In chapter 33, vss 1-48, Moses recounts, step-by-step, Israel's journey from Egypt to the Jordan river in Canaan.  In the last seven verses of this chapter, God commands them to drive out ALL of the inhabitants of the Promised Land.  To destroy their idols and their places of worshipping their false gods.  God goes on to promise that any people left in the land "will become barbs in your eyes".

Chapter 34 states the boundries of the Promised Land.  {If you have a large Bible, turn to the back where there are usually maps.  Find the map of the tribal allotments, and you can more easily follow the boundries as they are stated in this chapter.}  Moses then appoints leaders from each tribe to be in charge of plotting out each tribal allotment.

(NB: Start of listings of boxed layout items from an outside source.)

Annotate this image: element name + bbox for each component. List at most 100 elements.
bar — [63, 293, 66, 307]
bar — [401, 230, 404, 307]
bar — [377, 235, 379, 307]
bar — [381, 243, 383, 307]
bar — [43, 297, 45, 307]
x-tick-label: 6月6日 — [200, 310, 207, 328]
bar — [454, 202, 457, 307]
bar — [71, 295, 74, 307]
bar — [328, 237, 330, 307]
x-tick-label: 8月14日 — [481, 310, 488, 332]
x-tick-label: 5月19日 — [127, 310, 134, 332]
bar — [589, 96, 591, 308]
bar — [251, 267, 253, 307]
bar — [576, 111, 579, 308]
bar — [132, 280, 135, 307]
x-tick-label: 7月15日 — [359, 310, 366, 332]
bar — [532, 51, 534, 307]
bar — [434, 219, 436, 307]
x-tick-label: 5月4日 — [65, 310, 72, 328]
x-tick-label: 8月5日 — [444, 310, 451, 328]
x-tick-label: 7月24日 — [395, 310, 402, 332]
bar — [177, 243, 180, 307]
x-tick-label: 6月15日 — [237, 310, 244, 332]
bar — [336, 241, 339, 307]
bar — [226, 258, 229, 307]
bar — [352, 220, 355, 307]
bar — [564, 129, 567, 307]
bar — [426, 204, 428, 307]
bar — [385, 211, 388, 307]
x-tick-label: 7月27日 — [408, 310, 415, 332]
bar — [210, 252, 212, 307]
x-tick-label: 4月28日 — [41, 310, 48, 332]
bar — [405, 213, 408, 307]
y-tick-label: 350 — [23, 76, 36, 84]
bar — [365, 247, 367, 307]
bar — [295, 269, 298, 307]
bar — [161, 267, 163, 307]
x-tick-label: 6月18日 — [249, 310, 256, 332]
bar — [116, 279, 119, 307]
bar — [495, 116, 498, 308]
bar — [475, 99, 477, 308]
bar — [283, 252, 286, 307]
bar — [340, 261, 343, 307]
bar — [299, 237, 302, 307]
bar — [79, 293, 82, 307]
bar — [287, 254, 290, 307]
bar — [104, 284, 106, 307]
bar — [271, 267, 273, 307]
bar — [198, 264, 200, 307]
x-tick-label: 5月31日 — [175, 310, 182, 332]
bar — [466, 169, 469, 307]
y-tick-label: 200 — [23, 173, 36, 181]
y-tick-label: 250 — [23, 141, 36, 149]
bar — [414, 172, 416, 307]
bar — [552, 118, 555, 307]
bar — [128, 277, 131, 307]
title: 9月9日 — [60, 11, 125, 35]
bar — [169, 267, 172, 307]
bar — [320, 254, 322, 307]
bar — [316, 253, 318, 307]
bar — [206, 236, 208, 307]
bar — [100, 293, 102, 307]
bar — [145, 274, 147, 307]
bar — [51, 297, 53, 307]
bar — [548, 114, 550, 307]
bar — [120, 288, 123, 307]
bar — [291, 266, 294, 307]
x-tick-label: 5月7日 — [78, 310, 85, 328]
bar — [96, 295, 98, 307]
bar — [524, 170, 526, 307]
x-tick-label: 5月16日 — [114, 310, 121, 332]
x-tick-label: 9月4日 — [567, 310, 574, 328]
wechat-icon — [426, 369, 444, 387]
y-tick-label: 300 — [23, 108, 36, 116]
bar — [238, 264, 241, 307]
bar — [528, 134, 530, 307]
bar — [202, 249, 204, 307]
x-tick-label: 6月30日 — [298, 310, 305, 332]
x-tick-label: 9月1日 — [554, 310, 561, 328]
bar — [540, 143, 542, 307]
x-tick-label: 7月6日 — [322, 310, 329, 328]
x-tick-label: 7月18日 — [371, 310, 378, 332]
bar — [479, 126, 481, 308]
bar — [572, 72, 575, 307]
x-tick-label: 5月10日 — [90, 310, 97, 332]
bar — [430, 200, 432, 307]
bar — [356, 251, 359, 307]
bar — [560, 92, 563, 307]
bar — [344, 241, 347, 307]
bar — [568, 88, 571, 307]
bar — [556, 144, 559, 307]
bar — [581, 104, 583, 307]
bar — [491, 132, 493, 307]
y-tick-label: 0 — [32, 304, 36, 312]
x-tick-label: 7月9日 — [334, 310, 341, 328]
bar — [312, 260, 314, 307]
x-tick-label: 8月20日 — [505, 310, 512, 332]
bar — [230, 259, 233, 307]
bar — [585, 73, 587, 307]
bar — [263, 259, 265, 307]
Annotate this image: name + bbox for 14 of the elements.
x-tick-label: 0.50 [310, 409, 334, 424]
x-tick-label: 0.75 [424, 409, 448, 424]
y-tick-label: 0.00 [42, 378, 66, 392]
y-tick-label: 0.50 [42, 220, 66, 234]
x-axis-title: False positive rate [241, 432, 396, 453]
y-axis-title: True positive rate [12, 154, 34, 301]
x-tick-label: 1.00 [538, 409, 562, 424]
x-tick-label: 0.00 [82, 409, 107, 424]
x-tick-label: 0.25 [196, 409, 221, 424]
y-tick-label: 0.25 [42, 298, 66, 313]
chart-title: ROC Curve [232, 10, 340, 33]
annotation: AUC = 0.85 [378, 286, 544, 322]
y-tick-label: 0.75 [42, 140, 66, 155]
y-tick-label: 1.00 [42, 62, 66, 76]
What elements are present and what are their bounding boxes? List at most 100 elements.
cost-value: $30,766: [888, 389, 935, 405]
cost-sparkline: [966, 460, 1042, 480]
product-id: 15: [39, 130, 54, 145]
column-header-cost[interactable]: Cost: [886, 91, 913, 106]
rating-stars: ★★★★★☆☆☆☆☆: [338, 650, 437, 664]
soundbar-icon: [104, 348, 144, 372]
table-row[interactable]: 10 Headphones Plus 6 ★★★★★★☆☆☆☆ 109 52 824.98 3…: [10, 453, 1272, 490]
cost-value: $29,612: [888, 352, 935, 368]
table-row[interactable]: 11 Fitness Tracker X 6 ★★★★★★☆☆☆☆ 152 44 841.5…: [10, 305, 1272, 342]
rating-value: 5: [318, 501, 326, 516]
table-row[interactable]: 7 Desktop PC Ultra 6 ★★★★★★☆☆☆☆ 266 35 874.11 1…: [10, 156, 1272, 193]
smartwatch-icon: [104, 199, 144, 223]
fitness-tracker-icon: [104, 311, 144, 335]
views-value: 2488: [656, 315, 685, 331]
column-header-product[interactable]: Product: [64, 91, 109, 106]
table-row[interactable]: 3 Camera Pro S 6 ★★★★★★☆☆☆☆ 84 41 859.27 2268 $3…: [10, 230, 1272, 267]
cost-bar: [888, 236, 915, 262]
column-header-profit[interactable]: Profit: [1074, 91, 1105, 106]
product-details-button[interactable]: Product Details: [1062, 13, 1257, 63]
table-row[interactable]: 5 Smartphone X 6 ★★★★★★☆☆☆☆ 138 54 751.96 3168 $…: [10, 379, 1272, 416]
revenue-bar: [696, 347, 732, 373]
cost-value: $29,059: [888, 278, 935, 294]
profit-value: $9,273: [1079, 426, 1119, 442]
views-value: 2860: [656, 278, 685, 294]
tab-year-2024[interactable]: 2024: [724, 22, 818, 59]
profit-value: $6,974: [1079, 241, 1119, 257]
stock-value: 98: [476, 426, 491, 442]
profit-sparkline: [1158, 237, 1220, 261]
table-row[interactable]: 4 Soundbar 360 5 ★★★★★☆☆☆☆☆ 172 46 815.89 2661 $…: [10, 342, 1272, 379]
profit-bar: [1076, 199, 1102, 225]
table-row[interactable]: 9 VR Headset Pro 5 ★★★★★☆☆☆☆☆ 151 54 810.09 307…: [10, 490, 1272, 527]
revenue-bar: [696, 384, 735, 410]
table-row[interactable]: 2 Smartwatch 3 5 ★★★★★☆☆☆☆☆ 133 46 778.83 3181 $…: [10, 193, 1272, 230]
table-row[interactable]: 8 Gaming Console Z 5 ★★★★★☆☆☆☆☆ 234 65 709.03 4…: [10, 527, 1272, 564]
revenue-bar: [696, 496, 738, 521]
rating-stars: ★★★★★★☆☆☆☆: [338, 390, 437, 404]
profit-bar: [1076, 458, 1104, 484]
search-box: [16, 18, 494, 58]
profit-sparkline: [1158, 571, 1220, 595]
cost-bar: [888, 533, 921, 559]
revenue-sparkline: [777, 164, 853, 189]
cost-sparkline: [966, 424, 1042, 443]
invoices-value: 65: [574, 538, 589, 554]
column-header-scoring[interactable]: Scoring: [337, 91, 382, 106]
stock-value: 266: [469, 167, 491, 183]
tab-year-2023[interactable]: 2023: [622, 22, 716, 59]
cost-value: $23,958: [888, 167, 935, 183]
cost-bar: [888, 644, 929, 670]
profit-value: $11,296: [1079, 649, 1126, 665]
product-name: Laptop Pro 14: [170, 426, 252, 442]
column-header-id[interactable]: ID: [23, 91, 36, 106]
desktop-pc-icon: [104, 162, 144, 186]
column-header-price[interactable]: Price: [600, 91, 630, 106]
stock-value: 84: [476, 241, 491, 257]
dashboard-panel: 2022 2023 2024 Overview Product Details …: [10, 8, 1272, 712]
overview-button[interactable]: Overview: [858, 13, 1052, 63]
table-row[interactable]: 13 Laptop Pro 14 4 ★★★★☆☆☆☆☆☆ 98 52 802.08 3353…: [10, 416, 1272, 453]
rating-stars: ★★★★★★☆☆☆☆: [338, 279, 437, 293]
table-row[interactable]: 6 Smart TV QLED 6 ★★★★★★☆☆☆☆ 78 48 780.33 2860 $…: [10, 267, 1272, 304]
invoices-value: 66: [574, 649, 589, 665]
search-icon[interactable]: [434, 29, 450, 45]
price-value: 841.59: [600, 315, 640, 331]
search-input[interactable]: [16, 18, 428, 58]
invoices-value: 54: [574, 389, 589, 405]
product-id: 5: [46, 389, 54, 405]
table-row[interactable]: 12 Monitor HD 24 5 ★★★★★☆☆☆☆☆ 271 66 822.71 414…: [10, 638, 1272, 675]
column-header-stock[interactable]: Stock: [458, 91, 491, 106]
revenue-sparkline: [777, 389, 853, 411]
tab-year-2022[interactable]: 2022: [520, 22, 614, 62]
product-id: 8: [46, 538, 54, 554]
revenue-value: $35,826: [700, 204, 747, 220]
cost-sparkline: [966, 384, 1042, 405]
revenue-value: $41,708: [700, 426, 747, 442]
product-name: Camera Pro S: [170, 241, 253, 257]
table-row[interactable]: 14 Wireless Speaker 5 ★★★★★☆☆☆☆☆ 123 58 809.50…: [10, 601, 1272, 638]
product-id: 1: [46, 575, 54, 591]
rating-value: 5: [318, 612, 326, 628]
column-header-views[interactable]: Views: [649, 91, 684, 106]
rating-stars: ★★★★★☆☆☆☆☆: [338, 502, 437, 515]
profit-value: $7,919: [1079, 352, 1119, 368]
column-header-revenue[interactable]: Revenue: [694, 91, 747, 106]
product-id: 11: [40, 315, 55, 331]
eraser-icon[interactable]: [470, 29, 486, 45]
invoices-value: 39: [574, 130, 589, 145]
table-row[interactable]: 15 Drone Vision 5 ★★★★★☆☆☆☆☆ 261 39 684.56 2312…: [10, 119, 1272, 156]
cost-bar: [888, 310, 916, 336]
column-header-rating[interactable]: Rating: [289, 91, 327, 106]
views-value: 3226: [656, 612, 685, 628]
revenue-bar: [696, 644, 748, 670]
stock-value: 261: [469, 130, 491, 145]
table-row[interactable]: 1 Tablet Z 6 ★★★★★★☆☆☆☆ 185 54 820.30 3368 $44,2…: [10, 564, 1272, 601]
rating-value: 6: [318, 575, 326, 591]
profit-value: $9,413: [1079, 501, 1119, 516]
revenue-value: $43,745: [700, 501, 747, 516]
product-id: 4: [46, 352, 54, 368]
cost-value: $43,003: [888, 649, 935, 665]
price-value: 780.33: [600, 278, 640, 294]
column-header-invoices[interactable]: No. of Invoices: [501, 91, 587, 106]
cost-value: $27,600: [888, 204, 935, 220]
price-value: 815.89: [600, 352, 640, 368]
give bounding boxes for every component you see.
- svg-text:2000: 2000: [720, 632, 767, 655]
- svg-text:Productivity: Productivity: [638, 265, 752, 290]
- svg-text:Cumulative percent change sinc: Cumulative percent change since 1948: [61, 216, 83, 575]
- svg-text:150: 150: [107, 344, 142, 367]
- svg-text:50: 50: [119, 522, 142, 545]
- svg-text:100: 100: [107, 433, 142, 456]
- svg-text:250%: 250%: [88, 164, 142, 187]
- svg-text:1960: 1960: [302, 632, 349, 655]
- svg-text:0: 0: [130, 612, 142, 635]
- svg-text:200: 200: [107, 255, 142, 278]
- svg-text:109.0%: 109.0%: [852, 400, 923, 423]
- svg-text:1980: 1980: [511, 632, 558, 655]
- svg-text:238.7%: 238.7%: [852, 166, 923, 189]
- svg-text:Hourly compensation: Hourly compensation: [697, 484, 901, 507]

Chapter 35 - Towns for the Levites

The Levites were not given land on which to settle, but rather towns in which to dwell.  {Being born a Levite can be looked upon as a positive or a negative, depending on one's point of view.  The negative is that they owned no land on which to settle and raise their families, therefore never having a place to call their own.  Also negative was that their life's work was already assigned them, leaving them almost no say in the matter.  The positive was that everything was provided for them (food, shelter, clothing, all of life's necessities).  Additionally, they never had to fight in any battles or
wars, thus they never had to fear the leading cause of death at that time:  war.}  Forty two towns were to be assigned to the Levites, along with ample pasture land surrounding each town.  In addition to the forty two, there were six more towns to be designated "Cities of Refuge".  {Per the law, when someone was killed, the closest male relative of the victim would be considered the "Avenger of Blood".  This avenger of blood would usually be a eldest brother or a first born son of the victim.  When someone committed a murder, accidental or otherwise, he would be hunted down and killed by the avenger of blood.  The "cities of refuge" were cities to which the accused could flee.  The avenger of blood was forbidden to pursue the accused inside a city of refuge.  While the accused was in the city of refuge, his family members could work toward proving his innocence.  If the man was found guilty, he was turned away from the city of refuge and given over to the avenger of blood.  If the man was found innocent, he was set free, and the avenger of blood was no longer obligated or legaly entitled to kill him.  In fact, if the avenger killed him after he was judged to be innocent, the avenger would then become the hunted fugitive because he had killed a man found innocent.  Make sense?  Hope so.}  These six cities were placed strategically so that anyone in Israel was within a relatively short distance from anywhere in the nation.

In chapter 36, the law pertaining to the daughters of Zelphehad was further visited.  The Scripture tells that widows or orphaned daughters must marry into their own tribe, and the remaning verses of the chapter explain why, with the principal objective being the protection of inherited land.